Nostalgia: Items of everyday life reveal Roman Havering
PUBLISHED: 14:50 04 April 2013
The exhibition Life and Death in Pompeii and Herculaneum is on at the British Museum until September 29.
The towns were destroyed by the eruption of Mount Vesuvius in 79AD and the exhibition examines daily life in the Roman settlements.
The Roman conquest of Britain did not begin until 43AD.
Evidence of Roman life here can be seen at Havering Museum in Romford High Street.
Fragments from what was probably a Roman villa, a hypocaust (underfloor heating) and roof tiles, found in Collier Row, can be seen at the museum, as can material from a Roman burial in Rainham.
Archaeological evidence suggests that there were villas and farms around Upminster, North Ockendon, South Hornchurch and Marks Gate.
A concentration of finds of Roman material around the Roman road between London and Colchester, now the A12, and in the Dorset Avenue area in Romford, has led some scholars to suggest that the higher land between the River Rom and Black’s Brook, now running through Lodge Farm Park, was the site of the Roman staging post Durolitum, which is referred to in a document from the third century AD.
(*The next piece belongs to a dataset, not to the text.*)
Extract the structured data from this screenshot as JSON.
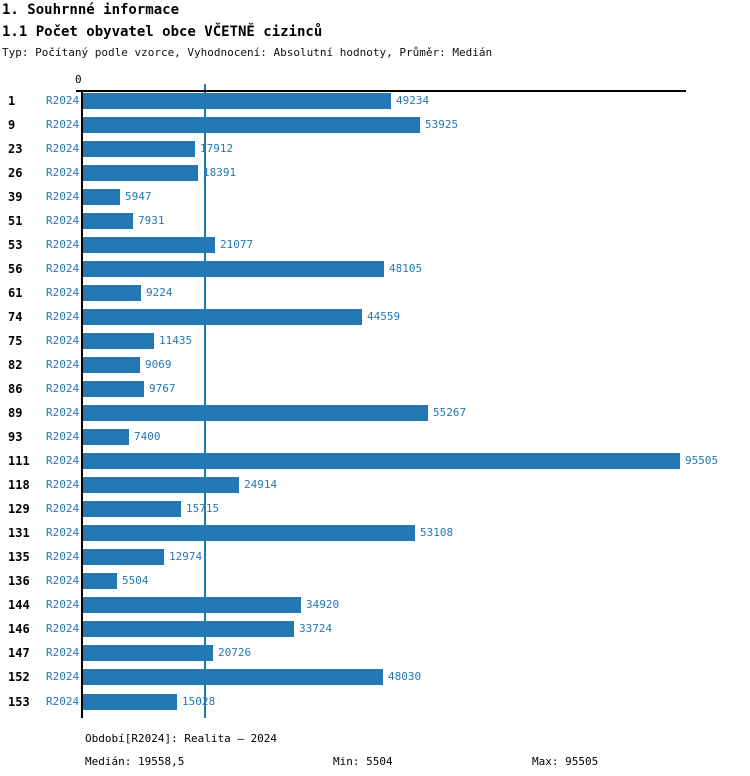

Probably meaning a fortified settlement on a river, the settlement would have been a place where dispatch riders and senior officials of the Empire stayed overnight, changed horses and ate while travelling between the two major Roman centres of London and Colchester.
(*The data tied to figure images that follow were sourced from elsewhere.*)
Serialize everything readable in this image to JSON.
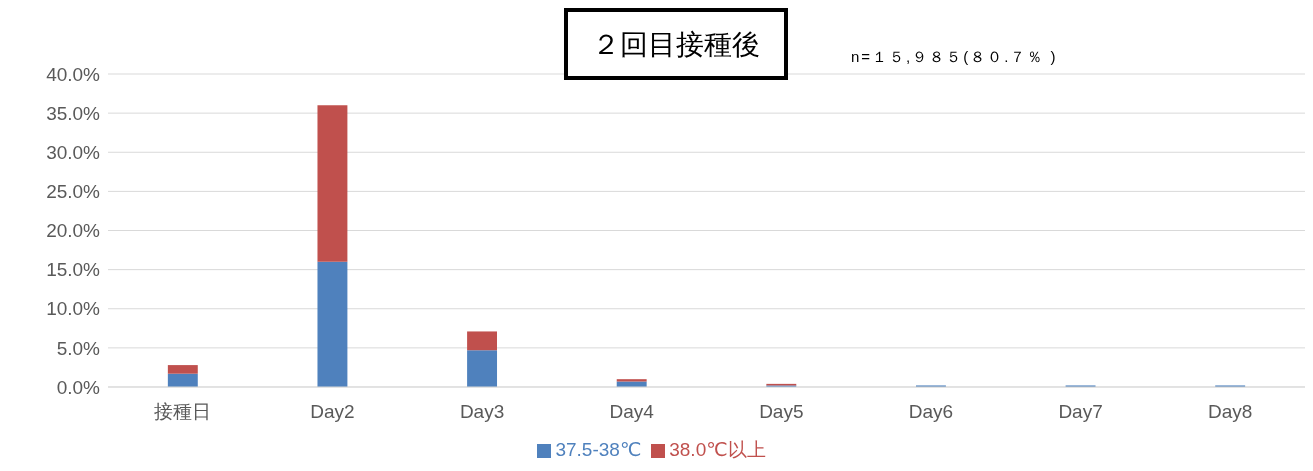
{
  "chart_data": {
    "type": "bar",
    "title": "２回目接種後",
    "subtitle": "n=１５,９８５(８０.７％ )",
    "categories": [
      "接種日",
      "Day2",
      "Day3",
      "Day4",
      "Day5",
      "Day6",
      "Day7",
      "Day8"
    ],
    "series": [
      {
        "name": "37.5-38℃",
        "color": "#4f81bd",
        "values": [
          1.7,
          16.0,
          4.7,
          0.7,
          0.2,
          0.2,
          0.2,
          0.2
        ]
      },
      {
        "name": "38.0℃以上",
        "color": "#c0504d",
        "values": [
          1.1,
          20.0,
          2.4,
          0.3,
          0.2,
          null,
          null,
          null
        ]
      }
    ],
    "stacked": true,
    "ylim": [
      0,
      40
    ],
    "yticks": [
      {
        "value": 0,
        "label": "0.0%"
      },
      {
        "value": 5,
        "label": "5.0%"
      },
      {
        "value": 10,
        "label": "10.0%"
      },
      {
        "value": 15,
        "label": "15.0%"
      },
      {
        "value": 20,
        "label": "20.0%"
      },
      {
        "value": 25,
        "label": "25.0%"
      },
      {
        "value": 30,
        "label": "30.0%"
      },
      {
        "value": 35,
        "label": "35.0%"
      },
      {
        "value": 40,
        "label": "40.0%"
      }
    ],
    "grid": "y",
    "legend": "bottom"
  }
}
Evidence of luxury goods and daily life have also been found here.
A fourth century AD gold Roman ring, known as the Havering Ring, now in the British Museum, was found near Havering-atte-Bower.
With an inset showing the mythological classical hero Bellerophon on the winged horse Pegasus fighting the monster known as the Chimaera the item may be related to the rise of Christianity.
Elsewhere in Roman Britain, the scene was linked to the Christian fight for good over evil – as St George was later.
Roman finds near Upminster include carrots, coriander, celery seeds and honey bees, all of which were widely used in Roman cooking and brought to Britain by them.
Fragments of pottery found at Marks Gate show an erotic scene, echoing some of the sculpture found in Pompeii and Herculaneum, while fragments of a mosaic pavement found in Romford are a tantalising glimpse that the area may have had the sort of mosaic decorations now only remaining at sites such as Fishbourne and Lullingstone.